Why is human embryonic stem cell research important yet very controversial? As specific type unspecialized cells that can be isolated from virtually all multicellular organisms, embryonic stem cells present medicine and biomedical science with important and unique properties of self renewal and pluripotency. These properties are influential in the treatment of a host of otherwise incurable genetic regenerative diseases, gene cloning, tissue and organ transplants as well as other chronic diseases and disorders.
However, the controversy arises from the source of these stem cells (http://www. buzzle. com/) Human embryonic stem cells are undifferentiated cells with the capacity of self renewal and differentiation into virtually every single cell type in the human body. Through differentiation, these unspecialized cell types acquire specialized features that distinct each tissue or organ from the other while also conferring these tissues the functional capacity. Usually after fertilization, the fusion of sperm and oocyte yields a one cell zygote.

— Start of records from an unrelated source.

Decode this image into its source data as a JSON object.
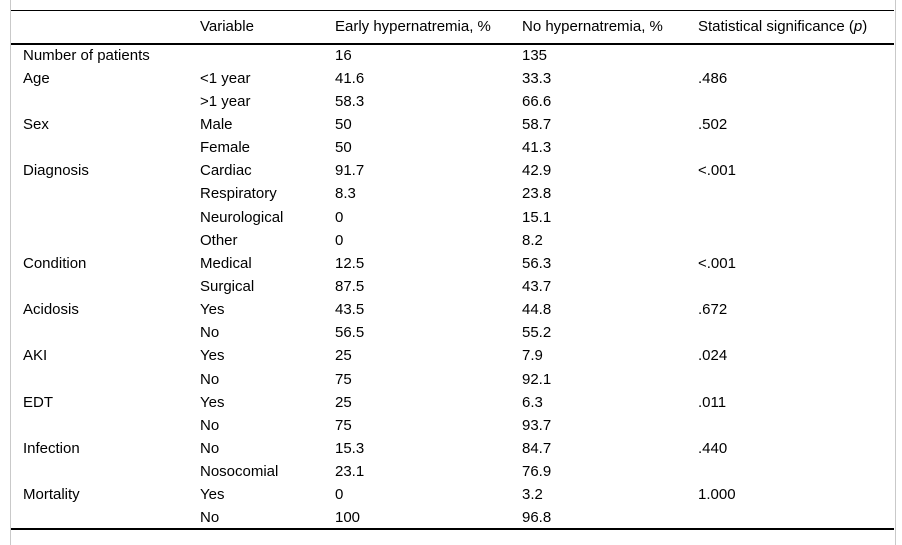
{
  "table": {
    "columns": [
      {
        "label": ""
      },
      {
        "label": "Variable"
      },
      {
        "label": "Early hypernatremia, %"
      },
      {
        "label": "No hypernatremia, %"
      },
      {
        "label": "Statistical significance (",
        "italic": "p",
        "suffix": ")"
      }
    ],
    "rows": [
      {
        "category": "Number of patients",
        "variable": "",
        "early": "16",
        "no": "135",
        "p": ""
      },
      {
        "category": "Age",
        "variable": "<1 year",
        "early": "41.6",
        "no": "33.3",
        "p": ".486"
      },
      {
        "category": "",
        "variable": ">1 year",
        "early": "58.3",
        "no": "66.6",
        "p": ""
      },
      {
        "category": "Sex",
        "variable": "Male",
        "early": "50",
        "no": "58.7",
        "p": ".502"
      },
      {
        "category": "",
        "variable": "Female",
        "early": "50",
        "no": "41.3",
        "p": ""
      },
      {
        "category": "Diagnosis",
        "variable": "Cardiac",
        "early": "91.7",
        "no": "42.9",
        "p": "<.001"
      },
      {
        "category": "",
        "variable": "Respiratory",
        "early": "8.3",
        "no": "23.8",
        "p": ""
      },
      {
        "category": "",
        "variable": "Neurological",
        "early": "0",
        "no": "15.1",
        "p": ""
      },
      {
        "category": "",
        "variable": "Other",
        "early": "0",
        "no": "8.2",
        "p": ""
      },
      {
        "category": "Condition",
        "variable": "Medical",
        "early": "12.5",
        "no": "56.3",
        "p": "<.001"
      },
      {
        "category": "",
        "variable": "Surgical",
        "early": "87.5",
        "no": "43.7",
        "p": ""
      },
      {
        "category": "Acidosis",
        "variable": "Yes",
        "early": "43.5",
        "no": "44.8",
        "p": ".672"
      },
      {
        "category": "",
        "variable": "No",
        "early": "56.5",
        "no": "55.2",
        "p": ""
      },
      {
        "category": "AKI",
        "variable": "Yes",
        "early": "25",
        "no": "7.9",
        "p": ".024"
      },
      {
        "category": "",
        "variable": "No",
        "early": "75",
        "no": "92.1",
        "p": ""
      },
      {
        "category": "EDT",
        "variable": "Yes",
        "early": "25",
        "no": "6.3",
        "p": ".011"
      },
      {
        "category": "",
        "variable": "No",
        "early": "75",
        "no": "93.7",
        "p": ""
      },
      {
        "category": "Infection",
        "variable": "No",
        "early": "15.3",
        "no": "84.7",
        "p": ".440"
      },
      {
        "category": "",
        "variable": "Nosocomial",
        "early": "23.1",
        "no": "76.9",
        "p": ""
      },
      {
        "category": "Mortality",
        "variable": "Yes",
        "early": "0",
        "no": "3.2",
        "p": "1.000"
      },
      {
        "category": "",
        "variable": "No",
        "early": "100",
        "no": "96.8",
        "p": ""
      }
    ]
  }
}
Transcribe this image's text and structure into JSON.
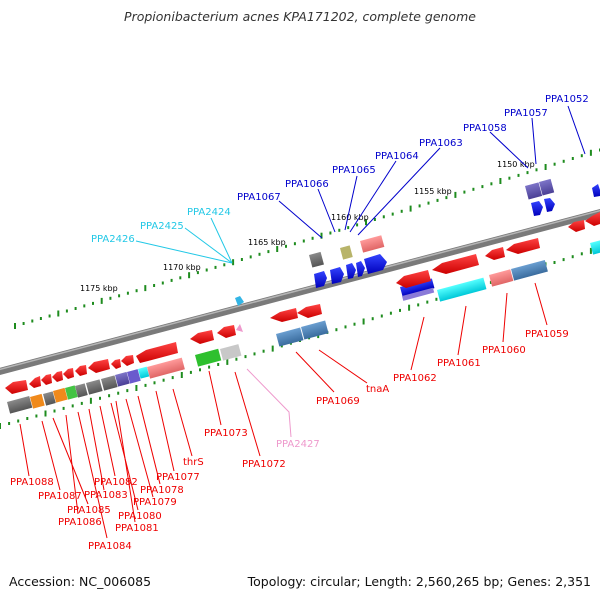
{
  "header": {
    "title": "Propionibacterium acnes KPA171202, complete genome"
  },
  "footer": {
    "accession": "Accession: NC_006085",
    "topology": "Topology: circular; Length: 2,560,265 bp; Genes: 2,351"
  },
  "colors": {
    "forward_label": "#0000cc",
    "reverse_label": "#ee0000",
    "rna_label": "#22c8e6",
    "pseudo_label": "#ee99cc",
    "scale_tick": "#1e8c1e",
    "backbone": "#7a7a7a"
  },
  "scale_labels": [
    "1175 kbp",
    "1170 kbp",
    "1165 kbp",
    "1160 kbp",
    "1155 kbp",
    "1150 kbp"
  ],
  "gene_labels": {
    "forward": [
      "PPA1067",
      "PPA1066",
      "PPA1065",
      "PPA1064",
      "PPA1063",
      "PPA1058",
      "PPA1057",
      "PPA1052"
    ],
    "rna": [
      "PPA2426",
      "PPA2425",
      "PPA2424"
    ],
    "reverse": [
      "PPA1088",
      "PPA1087",
      "PPA1085",
      "PPA1086",
      "PPA1084",
      "PPA1083",
      "PPA1082",
      "PPA1080",
      "PPA1081",
      "PPA1079",
      "PPA1078",
      "PPA1077",
      "thrS",
      "PPA1073",
      "PPA1072",
      "PPA1069",
      "tnaA",
      "PPA1062",
      "PPA1061",
      "PPA1060",
      "PPA1059"
    ],
    "pseudo": [
      "PPA2427"
    ]
  }
}
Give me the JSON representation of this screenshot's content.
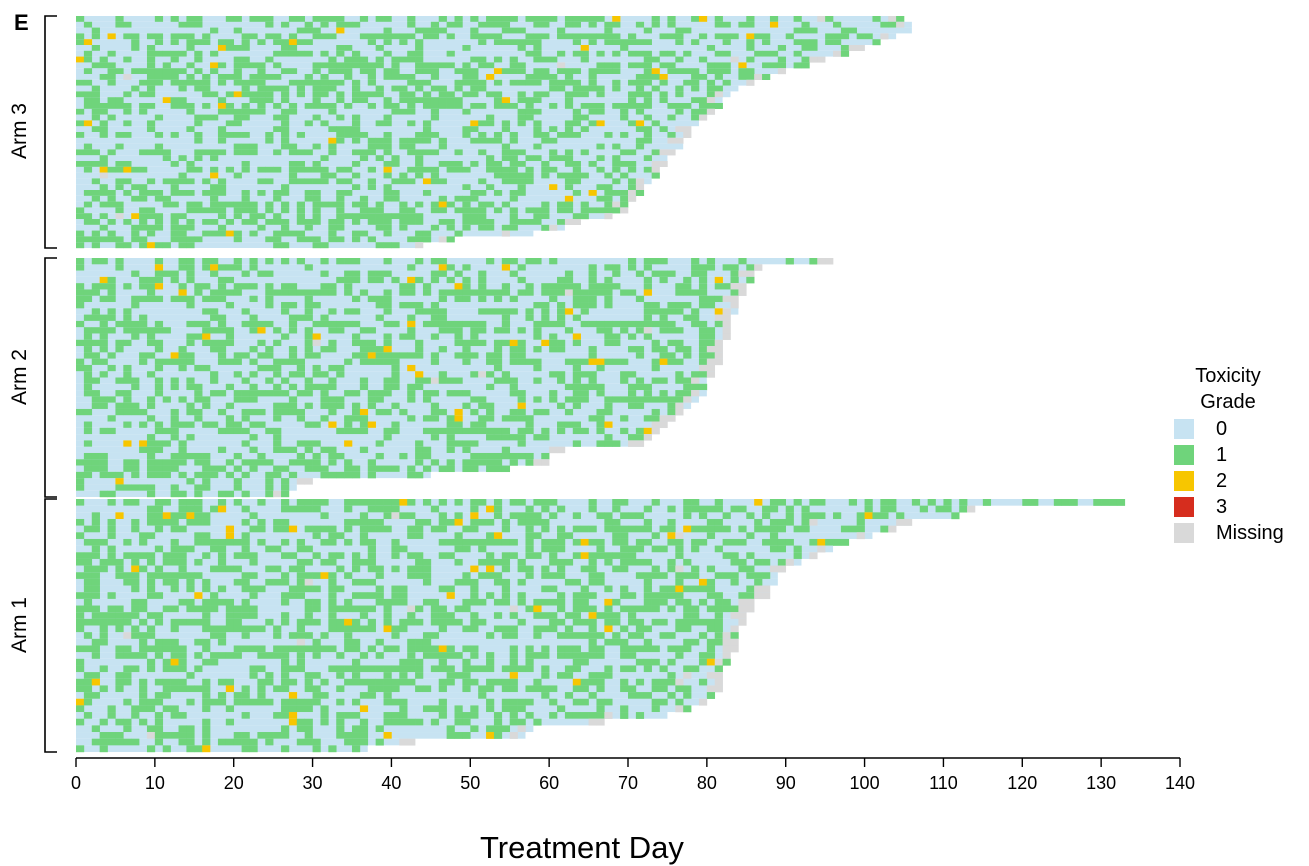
{
  "chart_data": {
    "type": "heatmap",
    "panel_letter": "E",
    "xlabel": "Treatment Day",
    "xlim": [
      0,
      140
    ],
    "xticks": [
      0,
      10,
      20,
      30,
      40,
      50,
      60,
      70,
      80,
      90,
      100,
      110,
      120,
      130,
      140
    ],
    "legend": {
      "title_line1": "Toxicity",
      "title_line2": "Grade",
      "position": "right",
      "items": [
        {
          "label": "0",
          "color": "#c7e3f2"
        },
        {
          "label": "1",
          "color": "#6fd47b"
        },
        {
          "label": "2",
          "color": "#f7c600"
        },
        {
          "label": "3",
          "color": "#d62d1e"
        },
        {
          "label": "Missing",
          "color": "#d9d9d9"
        }
      ]
    },
    "groups": [
      {
        "name": "Arm 3",
        "patients": [
          {
            "days": 105
          },
          {
            "days": 106
          },
          {
            "days": 106
          },
          {
            "days": 104
          },
          {
            "days": 102
          },
          {
            "days": 100
          },
          {
            "days": 98
          },
          {
            "days": 95
          },
          {
            "days": 93
          },
          {
            "days": 90
          },
          {
            "days": 88
          },
          {
            "days": 86
          },
          {
            "days": 84
          },
          {
            "days": 83
          },
          {
            "days": 82
          },
          {
            "days": 82
          },
          {
            "days": 81
          },
          {
            "days": 80
          },
          {
            "days": 79
          },
          {
            "days": 78
          },
          {
            "days": 78
          },
          {
            "days": 77
          },
          {
            "days": 77
          },
          {
            "days": 76
          },
          {
            "days": 75
          },
          {
            "days": 75
          },
          {
            "days": 74
          },
          {
            "days": 74
          },
          {
            "days": 73
          },
          {
            "days": 72
          },
          {
            "days": 72
          },
          {
            "days": 71
          },
          {
            "days": 70
          },
          {
            "days": 70
          },
          {
            "days": 68
          },
          {
            "days": 64
          },
          {
            "days": 62
          },
          {
            "days": 58
          },
          {
            "days": 48
          },
          {
            "days": 44
          }
        ]
      },
      {
        "name": "Arm 2",
        "patients": [
          {
            "days": 96
          },
          {
            "days": 87
          },
          {
            "days": 86
          },
          {
            "days": 86
          },
          {
            "days": 85
          },
          {
            "days": 85
          },
          {
            "days": 84
          },
          {
            "days": 84
          },
          {
            "days": 84
          },
          {
            "days": 83
          },
          {
            "days": 83
          },
          {
            "days": 83
          },
          {
            "days": 83
          },
          {
            "days": 82
          },
          {
            "days": 82
          },
          {
            "days": 82
          },
          {
            "days": 82
          },
          {
            "days": 81
          },
          {
            "days": 81
          },
          {
            "days": 80
          },
          {
            "days": 80
          },
          {
            "days": 80
          },
          {
            "days": 79
          },
          {
            "days": 78
          },
          {
            "days": 77
          },
          {
            "days": 76
          },
          {
            "days": 75
          },
          {
            "days": 74
          },
          {
            "days": 73
          },
          {
            "days": 72
          },
          {
            "days": 62
          },
          {
            "days": 60
          },
          {
            "days": 60
          },
          {
            "days": 55
          },
          {
            "days": 45
          },
          {
            "days": 30
          },
          {
            "days": 28
          },
          {
            "days": 27
          }
        ]
      },
      {
        "name": "Arm 1",
        "patients": [
          {
            "days": 133
          },
          {
            "days": 114
          },
          {
            "days": 112
          },
          {
            "days": 106
          },
          {
            "days": 104
          },
          {
            "days": 101
          },
          {
            "days": 98
          },
          {
            "days": 96
          },
          {
            "days": 94
          },
          {
            "days": 92
          },
          {
            "days": 90
          },
          {
            "days": 89
          },
          {
            "days": 89
          },
          {
            "days": 88
          },
          {
            "days": 88
          },
          {
            "days": 86
          },
          {
            "days": 86
          },
          {
            "days": 85
          },
          {
            "days": 85
          },
          {
            "days": 84
          },
          {
            "days": 84
          },
          {
            "days": 84
          },
          {
            "days": 84
          },
          {
            "days": 83
          },
          {
            "days": 83
          },
          {
            "days": 82
          },
          {
            "days": 82
          },
          {
            "days": 82
          },
          {
            "days": 82
          },
          {
            "days": 81
          },
          {
            "days": 80
          },
          {
            "days": 78
          },
          {
            "days": 75
          },
          {
            "days": 67
          },
          {
            "days": 58
          },
          {
            "days": 57
          },
          {
            "days": 43
          },
          {
            "days": 37
          }
        ]
      }
    ]
  }
}
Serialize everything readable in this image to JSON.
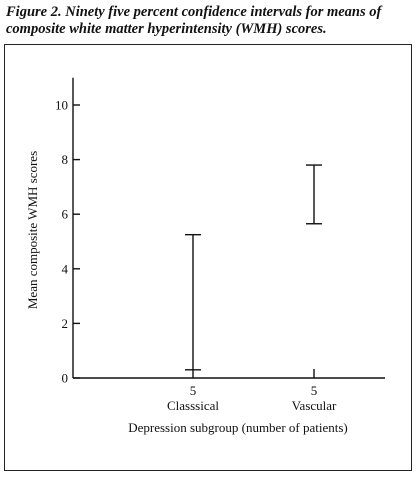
{
  "caption": {
    "line1": "Figure 2. Ninety five percent confidence intervals for means of",
    "line2": "composite white matter hyperintensity (WMH) scores."
  },
  "chart_data": {
    "type": "errorbar",
    "categories": [
      "Classsical",
      "Vascular"
    ],
    "counts": [
      "5",
      "5"
    ],
    "intervals": [
      {
        "category": "Classsical",
        "lower": 0.3,
        "upper": 5.25
      },
      {
        "category": "Vascular",
        "lower": 5.65,
        "upper": 7.8
      }
    ],
    "xlabel": "Depression subgroup (number of patients)",
    "ylabel": "Mean composite WMH scores",
    "ylim": [
      0,
      11
    ],
    "yticks": [
      0,
      2,
      4,
      6,
      8,
      10
    ],
    "grid": false
  }
}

Subsequent division and increase in size of the zygote yields the morula: a compact mass of 16-32 cells. The morula develops into a blastocyst which has three specific layers. A layer of cells, usually called the trophectoderm lines makes up the outer anatomical composition of the blastocyst. A fluid filled cavity called the blastocoels separates the trophectoderm from the inner cell mass. After the implantation of the inner blastocyst into the uterus wall, differentiation begins and the inner cell mass commence the developmental process towards the formation of the uterus.
Usually embryonic stem cells are derivatives of the undifferentiated inner cell mass. These are the cells that possess the ability to develop into any given cell type in the human body. It is for this reason that these cells are termed pluripotent. Pluripotency gives embryonic stem cells the unique potentiality of being able to replace any damaged cell in adult human beings hence the possibility of using cell based therapies in regenerative medicine (U. S NRC 30; Monroe et al 3).